Coming back to what brought us to this speculative conclusion in the first place. ZocDoc doesn’t really need that domain, so why go out an acquire HealthMarketplace.com if you’re not going to use it for something in particular?
We should point out, that there’s a nugget of info found deep within the Terms of Service of a contest they’re running. This one off contest could very well be what they could be using the domain for. Or at least for now, ZocDoc will say that is why they acquired the domain.
If that turns out to be the case, and they say, the URL is just for this contest, well we just don’t totally buy it. Right now, domains like InsuranceMarketplace.com and others related to the ACA, ObamaCare and or health insurance in general are on fire right now. Prices and demand are extremely high and while we don’t know what they paid for the domain, it seems a bit of a stretch to go out and acquire this very valuable domain simply for the purposes of running a contest. Which, again we have to point out, they’re not currently doing, it just re-directs to the home page.
Something else that is of interest about the contest, ZocDoc wants you to first submit your email, then you get sent an email which takes you to a form that then asks you for you name, age, sex and (this is important) zip code. Here’s the exact verbiage below from their entry form.
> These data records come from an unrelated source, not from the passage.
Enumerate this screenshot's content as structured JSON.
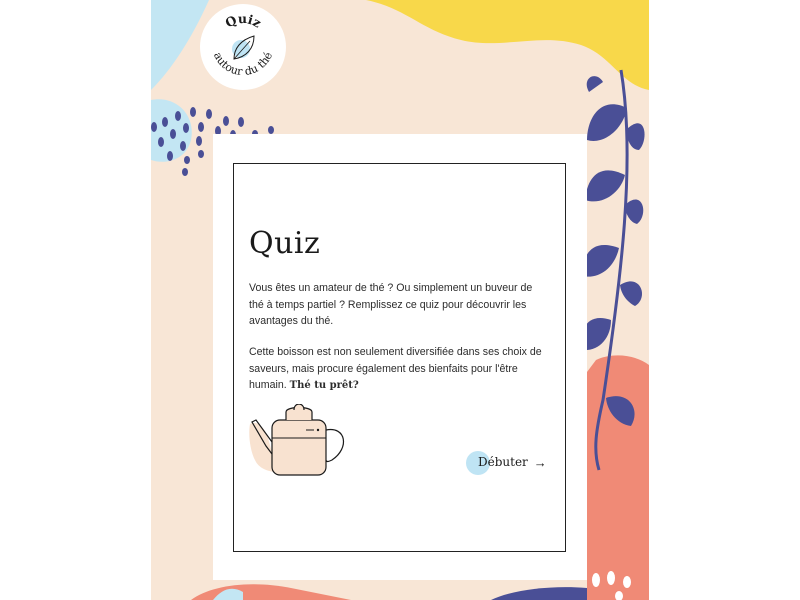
{
  "logo": {
    "line1": "Quiz",
    "line2": "autour du thé"
  },
  "card": {
    "title": "Quiz",
    "paragraph1": "Vous êtes un amateur de thé ? Ou simplement un buveur de thé à temps partiel ? Remplissez ce quiz pour découvrir les avantages du thé.",
    "paragraph2": "Cette boisson est non seulement diversifiée dans ses choix de saveurs, mais procure également des bienfaits pour l'être humain.",
    "paragraph2_bold": "Thé tu prêt?",
    "start_label": "Débuter"
  },
  "icons": {
    "logo": "leaf-icon",
    "start": "arrow-right-icon",
    "illustration": "teapot-icon"
  },
  "colors": {
    "cream": "#f8e6d6",
    "yellow": "#f8d84a",
    "light_blue": "#c3e6f3",
    "navy": "#4a4f96",
    "coral": "#f08a76",
    "pink": "#f6c9b9"
  }
}
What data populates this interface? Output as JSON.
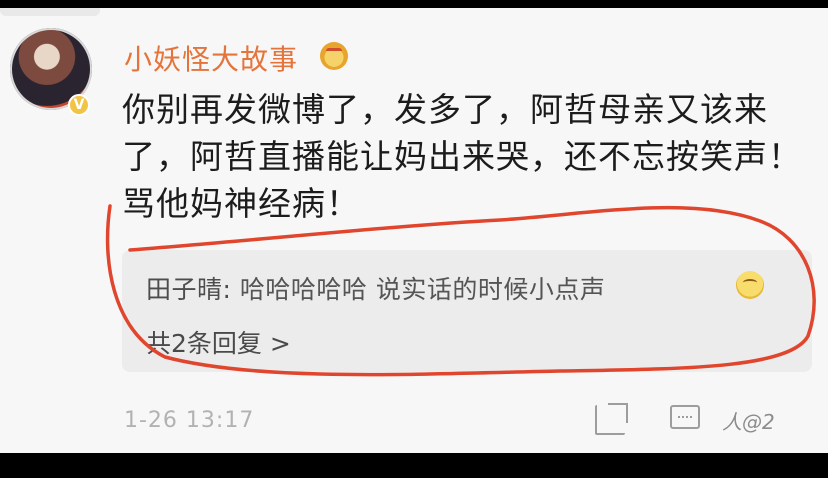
{
  "post": {
    "username": "小妖怪大故事",
    "username_color": "#e5743b",
    "text_line1": "你别再发微博了，发多了，阿哲母亲又该来",
    "text_line2": "了，阿哲直播能让妈出来哭，还不忘按笑声！",
    "text_line3": "骂他妈神经病！",
    "timestamp": "1-26 13:17",
    "watermark": "人@2"
  },
  "reply": {
    "author": "田子晴:",
    "text": "哈哈哈哈哈 说实话的时候小点声",
    "count_label": "共2条回复 >"
  },
  "icons": {
    "avatar": "avatar-image",
    "badge": "verified-badge-icon",
    "medal": "medal-icon",
    "laugh": "laugh-emoji-icon",
    "share": "share-icon",
    "comment": "comment-icon"
  },
  "annotation_color": "#e0462d"
}
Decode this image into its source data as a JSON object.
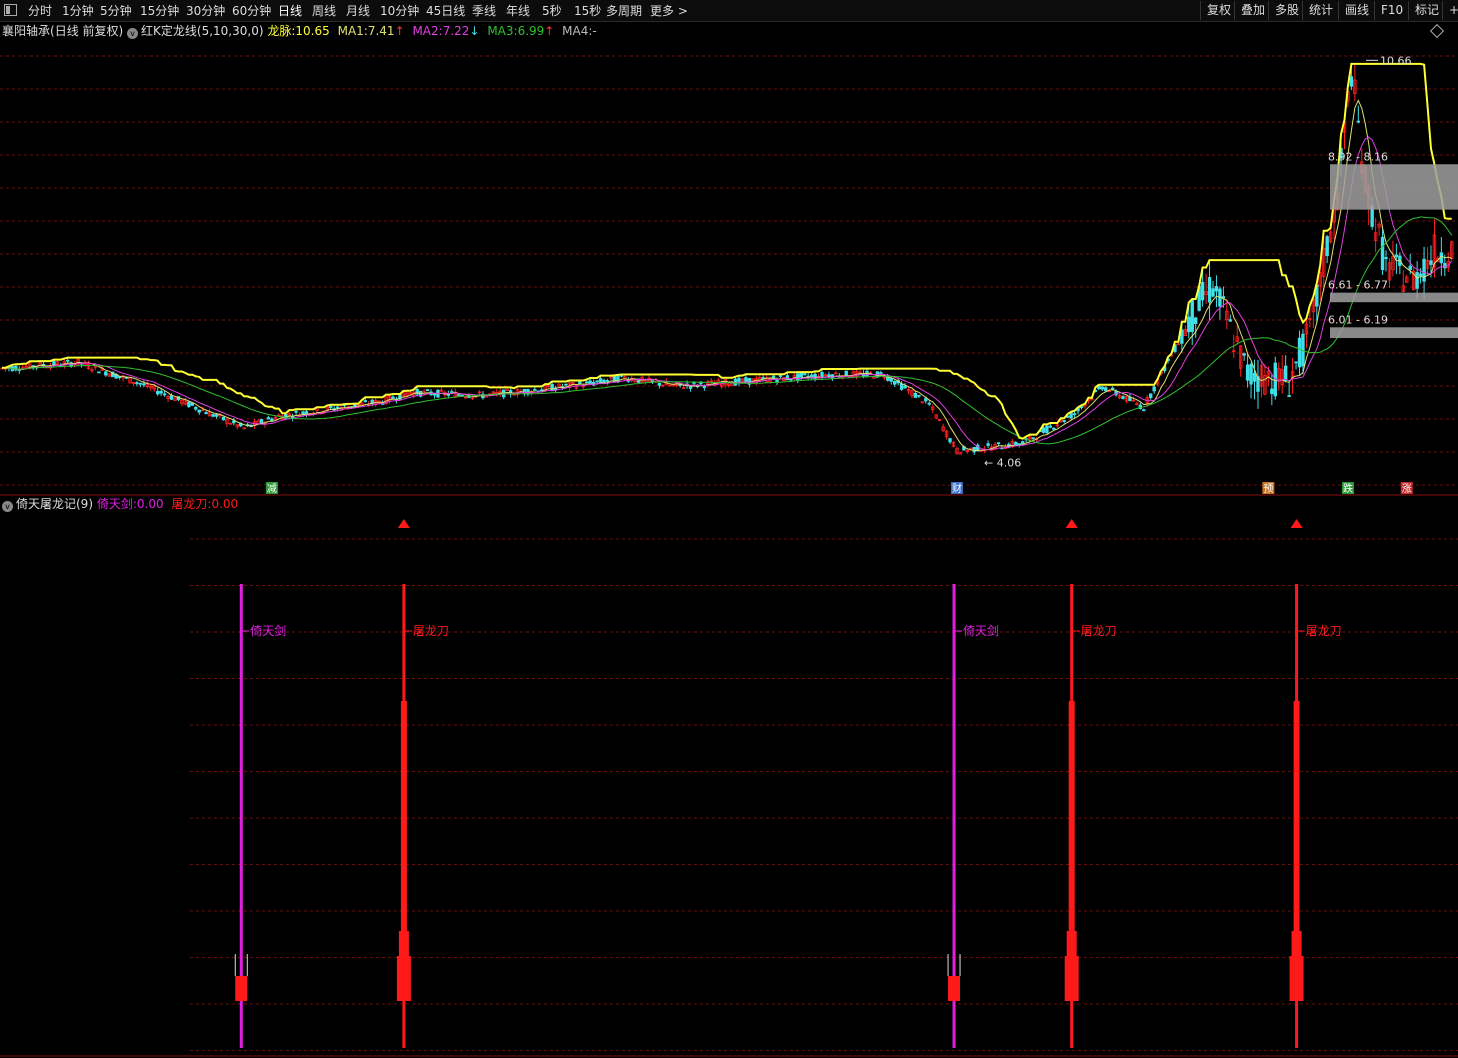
{
  "toolbar": {
    "periods": [
      "分时",
      "1分钟",
      "5分钟",
      "15分钟",
      "30分钟",
      "60分钟",
      "日线",
      "周线",
      "月线",
      "10分钟",
      "45日线",
      "季线",
      "年线",
      "5秒",
      "15秒",
      "多周期"
    ],
    "active_period": "日线",
    "more": "更多 >",
    "right_buttons": [
      "复权",
      "叠加",
      "多股",
      "统计",
      "画线",
      "F10",
      "标记",
      "+自"
    ]
  },
  "main_legend": {
    "stock_name": "襄阳轴承",
    "mode": "(日线 前复权)",
    "indicator_name": "红K定龙线(5,10,30,0)",
    "longmai_label": "龙脉:",
    "longmai_value": "10.65",
    "ma1_label": "MA1:",
    "ma1_value": "7.41",
    "ma1_dir": "↑",
    "ma2_label": "MA2:",
    "ma2_value": "7.22",
    "ma2_dir": "↓",
    "ma3_label": "MA3:",
    "ma3_value": "6.99",
    "ma3_dir": "↑",
    "ma4_label": "MA4:",
    "ma4_value": "-"
  },
  "sub_legend": {
    "indicator_name": "倚天屠龙记(9)",
    "sword_label": "倚天剑:",
    "sword_value": "0.00",
    "blade_label": "屠龙刀:",
    "blade_value": "0.00"
  },
  "price_annotations": {
    "high": "10.66",
    "low": "4.06",
    "zones": [
      {
        "label": "8.92 - 8.16",
        "low": 8.16,
        "high": 8.92
      },
      {
        "label": "6.61 - 6.77",
        "low": 6.61,
        "high": 6.77
      },
      {
        "label": "6.01 - 6.19",
        "low": 6.01,
        "high": 6.19
      }
    ]
  },
  "event_tags": [
    {
      "text": "减",
      "bar": 78,
      "color": "#2e9a3a"
    },
    {
      "text": "财",
      "bar": 276,
      "color": "#3a6ec8"
    },
    {
      "text": "预",
      "bar": 366,
      "color": "#c8701e"
    },
    {
      "text": "跌",
      "bar": 389,
      "color": "#2e9a3a"
    },
    {
      "text": "涨",
      "bar": 406,
      "color": "#c82828"
    }
  ],
  "signals": [
    {
      "type": "sword",
      "label": "倚天剑",
      "bar": 68
    },
    {
      "type": "blade",
      "label": "屠龙刀",
      "bar": 115
    },
    {
      "type": "sword",
      "label": "倚天剑",
      "bar": 274
    },
    {
      "type": "blade",
      "label": "屠龙刀",
      "bar": 308
    },
    {
      "type": "blade",
      "label": "屠龙刀",
      "bar": 373
    }
  ],
  "colors": {
    "up": "#ff2020",
    "down": "#40e0e8",
    "longmai": "#ffff33",
    "ma1": "#e0e070",
    "ma2": "#e040e0",
    "ma3": "#30c030",
    "grid": "#6a0f0f",
    "sword": "#e020e0",
    "blade": "#ff1a1a",
    "zone": "#a0a0a0"
  }
}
“How to Enter: During the Promotion Period, visit www.HealthMarketplace.com and follow the links and instructions to enter your email address; a subsequent email will be sent to you where you will enter your date of birth, gender, and ZIP code (“Demographic Information”) and the email address of a friend (all of the foregoing in this sentence collectively, an “Action”). For each Action you complete, you will gain one (1) entry into the Promotion”
Wait a second, this is a points based contest? You want people to give you their friends email as a way to increase their odds of winning? Well this certainly seems like a great viral campaign and an excellent way to spin-off an entirely new site and service that is focused around bringing young people into the health marketplace for the first time….
Hot damn, we just high fived ourselves!
So in closing we say this; we like the ZocDoc, we like what they’re doing and anyone that can potentially “Keyser Söze” the online health insurance industry, while still doing right by the consumer, well you have our respect.
Please note, this is all speculation.
Granted phenomenal, insightful and well researched speculation, but speculation none-the-less.